Contoh bobroknya pasar cryptocurrency juga tercermin dari insiden Celsius Network. Celsius ini bisa diibaratkan bank yang menyimpan aset cryptocurrency nasabah dengan janji bunga tinggi.
Minggu lalu, Celsius tidak melayani lagi penarikan aset cryptocurrency nasabahnya karena kesulitan likuiditas. Dana nasabah dengan total US$12 milar yang dikelola Celsius pun tidak jelas nasibnya.
Ether, salah satu stable-coin terbesar, juga mulai kelihatan belangnya.
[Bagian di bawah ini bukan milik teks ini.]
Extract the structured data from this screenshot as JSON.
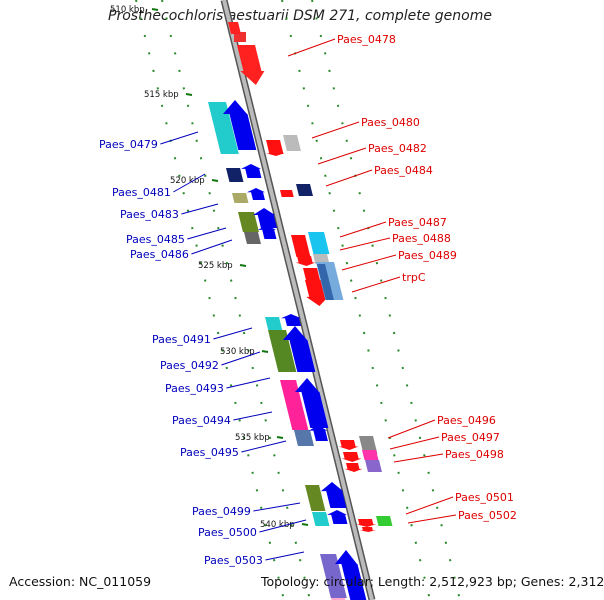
{
  "title": "Prosthecochloris aestuarii DSM 271, complete genome",
  "accession": "Accession: NC_011059",
  "topology": "Topology: circular; Length: 2,512,923 bp; Genes: 2,312",
  "colors": {
    "forward_label": "#0000bb",
    "reverse_label": "#dd0000",
    "forward_arrow": "#0000ee",
    "reverse_arrow": "#ff0000",
    "backbone": "#999999",
    "tick_marks": "#117711"
  },
  "ticks": [
    "510 kbp",
    "515 kbp",
    "520 kbp",
    "525 kbp",
    "530 kbp",
    "535 kbp",
    "540 kbp"
  ],
  "forward_genes": [
    {
      "label": "Paes_0479"
    },
    {
      "label": "Paes_0481"
    },
    {
      "label": "Paes_0483"
    },
    {
      "label": "Paes_0485"
    },
    {
      "label": "Paes_0486"
    },
    {
      "label": "Paes_0491"
    },
    {
      "label": "Paes_0492"
    },
    {
      "label": "Paes_0493"
    },
    {
      "label": "Paes_0494"
    },
    {
      "label": "Paes_0495"
    },
    {
      "label": "Paes_0499"
    },
    {
      "label": "Paes_0500"
    },
    {
      "label": "Paes_0503"
    }
  ],
  "reverse_genes": [
    {
      "label": "Paes_0478"
    },
    {
      "label": "Paes_0480"
    },
    {
      "label": "Paes_0482"
    },
    {
      "label": "Paes_0484"
    },
    {
      "label": "Paes_0487"
    },
    {
      "label": "Paes_0488"
    },
    {
      "label": "Paes_0489"
    },
    {
      "label": "trpC"
    },
    {
      "label": "Paes_0496"
    },
    {
      "label": "Paes_0497"
    },
    {
      "label": "Paes_0498"
    },
    {
      "label": "Paes_0501"
    },
    {
      "label": "Paes_0502"
    }
  ]
}
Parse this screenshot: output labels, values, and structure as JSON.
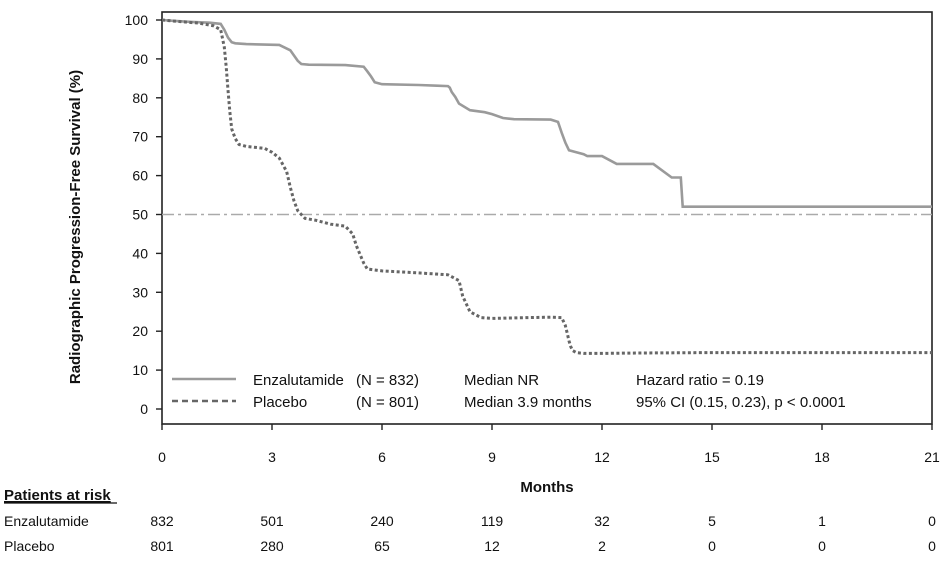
{
  "chart_data": {
    "type": "line",
    "title": "",
    "xlabel": "Months",
    "ylabel": "Radiographic Progression-Free Survival (%)",
    "xlim": [
      0,
      21
    ],
    "ylim": [
      0,
      100
    ],
    "x_ticks": [
      0,
      3,
      6,
      9,
      12,
      15,
      18,
      21
    ],
    "y_ticks": [
      0,
      10,
      20,
      30,
      40,
      50,
      60,
      70,
      80,
      90,
      100
    ],
    "grid": false,
    "reference_line": {
      "y": 50,
      "style": "dash-dot"
    },
    "series": [
      {
        "name": "Enzalutamide",
        "n_label": "(N = 832)",
        "median_label": "Median NR",
        "style": "solid",
        "color": "#9a9a9a",
        "x": [
          0,
          0.3,
          0.8,
          1.3,
          1.6,
          1.7,
          1.8,
          1.9,
          2.0,
          2.3,
          3.2,
          3.5,
          3.7,
          3.8,
          4.0,
          5.0,
          5.5,
          5.6,
          5.7,
          5.8,
          6.0,
          7.0,
          7.5,
          7.8,
          7.85,
          7.9,
          8.0,
          8.1,
          8.4,
          8.8,
          9.0,
          9.3,
          9.6,
          10.6,
          10.8,
          10.9,
          11.0,
          11.1,
          11.3,
          11.5,
          11.6,
          12.0,
          12.4,
          13.4,
          13.9,
          14.15,
          14.2,
          16,
          18,
          20,
          21
        ],
        "y": [
          100,
          99.8,
          99.5,
          99.3,
          99.0,
          97.5,
          95.5,
          94.3,
          94.0,
          93.8,
          93.6,
          92.2,
          89.5,
          88.7,
          88.5,
          88.4,
          88.0,
          86.8,
          85.5,
          84.0,
          83.5,
          83.3,
          83.1,
          83.0,
          82.6,
          81.5,
          80.2,
          78.5,
          76.8,
          76.3,
          75.8,
          74.8,
          74.5,
          74.4,
          73.8,
          71.0,
          68.5,
          66.5,
          66.0,
          65.5,
          65.0,
          65.0,
          63.0,
          63.0,
          59.5,
          59.5,
          52.0,
          52.0,
          52.0,
          52.0,
          52.0
        ]
      },
      {
        "name": "Placebo",
        "n_label": "(N = 801)",
        "median_label": "Median 3.9 months",
        "style": "dotted",
        "color": "#666666",
        "x": [
          0,
          0.5,
          1.0,
          1.4,
          1.6,
          1.7,
          1.75,
          1.8,
          1.85,
          1.9,
          2.0,
          2.1,
          2.3,
          2.5,
          2.8,
          3.0,
          3.2,
          3.4,
          3.5,
          3.6,
          3.7,
          3.8,
          3.9,
          4.2,
          4.6,
          5.0,
          5.2,
          5.3,
          5.5,
          5.6,
          6.0,
          7.0,
          7.8,
          8.1,
          8.2,
          8.4,
          8.7,
          9.0,
          10.0,
          10.6,
          10.9,
          11.0,
          11.05,
          11.1,
          11.15,
          11.2,
          11.3,
          11.5,
          12.0,
          13.0,
          15.0,
          18.0,
          21.0
        ],
        "y": [
          100,
          99.6,
          99.2,
          98.5,
          97.5,
          93.0,
          88.0,
          82.0,
          76.5,
          72.0,
          69.5,
          68.0,
          67.5,
          67.3,
          67.0,
          66.0,
          64.5,
          61.0,
          57.0,
          53.5,
          51.0,
          50.0,
          49.0,
          48.5,
          47.5,
          47.0,
          45.0,
          42.0,
          37.5,
          36.0,
          35.5,
          35.0,
          34.5,
          33.0,
          29.0,
          25.0,
          23.5,
          23.3,
          23.5,
          23.6,
          23.5,
          21.5,
          19.5,
          17.5,
          16.0,
          15.0,
          14.5,
          14.3,
          14.3,
          14.4,
          14.5,
          14.5,
          14.5
        ]
      }
    ],
    "legend": {
      "placement": "lower-left",
      "stats_line1": "Hazard ratio = 0.19",
      "stats_line2": "95% CI (0.15, 0.23), p < 0.0001"
    }
  },
  "risk_table": {
    "title": "Patients at risk",
    "rows": [
      {
        "label": "Enzalutamide",
        "values": [
          "832",
          "501",
          "240",
          "119",
          "32",
          "5",
          "1",
          "0"
        ]
      },
      {
        "label": "Placebo",
        "values": [
          "801",
          "280",
          "65",
          "12",
          "2",
          "0",
          "0",
          "0"
        ]
      }
    ]
  }
}
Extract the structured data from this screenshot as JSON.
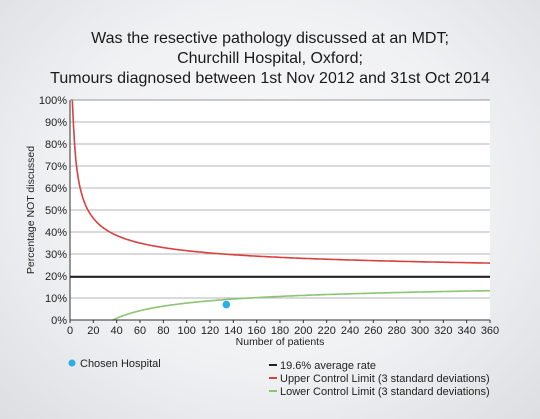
{
  "chart_data": {
    "type": "line",
    "title_lines": [
      "Was the resective pathology discussed at an MDT;",
      "Churchill Hospital, Oxford;",
      "Tumours diagnosed between 1st Nov 2012 and 31st Oct 2014"
    ],
    "xlabel": "Number of patients",
    "ylabel": "Percentage NOT discussed",
    "xlim": [
      0,
      360
    ],
    "ylim": [
      0,
      100
    ],
    "x_ticks": [
      0,
      20,
      40,
      60,
      80,
      100,
      120,
      140,
      160,
      180,
      200,
      220,
      240,
      260,
      280,
      300,
      320,
      340,
      360
    ],
    "y_ticks": [
      "0%",
      "10%",
      "20%",
      "30%",
      "40%",
      "50%",
      "60%",
      "70%",
      "80%",
      "90%",
      "100%"
    ],
    "grid": true,
    "average_rate": 0.196,
    "control_limit_sd": 3,
    "series": [
      {
        "name": "19.6% average rate",
        "color": "#222222",
        "kind": "average"
      },
      {
        "name": "Upper Control Limit (3 standard deviations)",
        "color": "#d94040",
        "kind": "upper"
      },
      {
        "name": "Lower Control Limit (3 standard deviations)",
        "color": "#8cc472",
        "kind": "lower"
      }
    ],
    "points": [
      {
        "name": "Chosen Hospital",
        "x": 134,
        "y": 7,
        "color": "#29aee6"
      }
    ]
  }
}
Awalnya, Ether mengaku mengikat cryptocurrency-nya ke aset aman dan cair seperti obligasi. Namun belakangan diketahui, sebagian aset yang dimiliki Ether adalah surat utang perusahaan yang cenderung beresiko dan sulit dicairkan.
Jika semakin banyak pemegang Ether mengkonversi crypto-nya, Ether kemungkinan juga akan mengalami masalah likuiditas alias kehabisan uang. Jika itu terjadi, kepercayaan akan pasar cryptocurrency dipastikan akan semakin turun lagi.
Jadi boleh dibilang, badai yang melanda Bitcoin dan cryptocurrency belum akan berakhir. Nilai Bitcoin (BTC) yang saat ini sudah jatuh, bisa jadi akan jatuh semakin dalam lagi.